The most common situation in which the presence or absence of LTE is considered is for a star. There is a flow of heat from the interior of a star to its atmosphere at large radii, and the temperature varies as a function of radius. So clearly gas near the atmosphere is not in thermodynamic (or thermal) equilibrium with gas in the core.
However, models of stellar interiors can be vastly simplified if one recognizes that there is still a local thermodynamic (thermal) equilibrium in the sense that the kinetic distribution of the free electrons, the plasma ionization state, and the radiation field at each radius can all be very well described by a single number, a local temperature $T$. The electron velocities obey a Maxwell-Boltzmann distribution, the ionization state follows from the Saha equation, and the radiation field is described by a Planck function (blackbody), all evaluated for some common $T$.

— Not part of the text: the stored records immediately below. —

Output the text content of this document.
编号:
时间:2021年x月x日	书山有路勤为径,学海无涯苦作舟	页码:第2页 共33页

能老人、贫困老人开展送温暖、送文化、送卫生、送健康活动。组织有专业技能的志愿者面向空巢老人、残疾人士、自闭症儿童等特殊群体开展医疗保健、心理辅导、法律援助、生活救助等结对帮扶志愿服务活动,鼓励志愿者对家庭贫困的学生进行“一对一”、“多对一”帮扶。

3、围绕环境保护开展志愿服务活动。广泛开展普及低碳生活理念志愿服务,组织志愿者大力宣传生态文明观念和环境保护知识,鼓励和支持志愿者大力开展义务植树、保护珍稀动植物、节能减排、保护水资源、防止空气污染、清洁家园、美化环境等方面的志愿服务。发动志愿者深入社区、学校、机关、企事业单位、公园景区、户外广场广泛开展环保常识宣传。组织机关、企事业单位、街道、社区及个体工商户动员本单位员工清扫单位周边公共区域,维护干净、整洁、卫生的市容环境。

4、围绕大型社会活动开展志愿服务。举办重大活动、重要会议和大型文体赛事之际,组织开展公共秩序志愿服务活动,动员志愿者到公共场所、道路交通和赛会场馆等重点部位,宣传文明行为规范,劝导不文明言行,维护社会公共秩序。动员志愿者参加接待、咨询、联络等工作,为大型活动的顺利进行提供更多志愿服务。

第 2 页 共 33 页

As the link you provide explains, this works as long as the mean free path of any particles that might transport heat (e.g. photons, electrons) is very small compared to the length scale over which the temperature is changing. In the atmospheres of stars, where the photon mean free path grows large, LTE in the above sense can break down. However, if the electron mean free path is still small enough, it can helpful to apply an even more limited notion of LTE in which one takes the electron velocities to be in LTE, while acknowledging that the radiation field may depart from a Planck function.
To summarize, LTE is a useful concept to the extent that it simplifies the description of a large system as a collection of local regions each described by a single temperature. The distinction between thermal and thermodynamic equilibrium is rarely needed in the situations in which LTE is a helpful approximation.
Best Answer
This is a question of meaning of words - semantics. I did not make any research into how the terms are used in the classic physics literature, but I think the following view is quite reasonable:
system is in thermal equilibrium when any two parts of it are in direct or indirect thermal contact (capable of exchanging heat) but no appreciable heat is exchanged from one to another even after a long time (concern with heat flow)
system is in thermodynamic equilibrium when all macroscopic processes in it subsided(concern with any macroscopic flow, not only heat).
Yes, for example two gases of different temperature trapped in a cylindrical vessel separated by movable but thermally insulating piston. If the pressure of the gas is the same in both compartments, the system will remain without change indefinitely, so it is in thermodynamic equilibrium (under given constraint of perfect insulation). However, it is clearly not in thermal equilibrium, because there is no possibility of thermal exchange between the two parts.
Admittedly, this is an idealized situation, as there are no perfect thermal insulators in the real world. In practice such a system would not be in thermodynamic equilibrium either, as some heat would flow from the hotter to the colder gas. But it is possible to make walls that would maintain the state of different temperatures for a very long time without appreciable change in the macroscopic state, so this would be a system in thermodynamic equilibrium for all practical purposes.
Yes, for example a gas that is being compressed by a moving wall. The temperature and pressure increases everywhere as work is being performed on the gas elements; but there is no heat flux anywhere. The system is in thermal equilibrium, but not in thermodynamic equilibrium, as macroscopic changes are happening.
Of course, in practice the compression would not occur uniformly in the whole space, but there would be compression waves and heat exchange between elements of the gas. The system is thus not even in thermal equilibrium. But if the compression is done slowly enough, heat exchanges will be negligible and most energy transfer will be via work. Thus the system would be in thermal equilibrium for all practical purposes.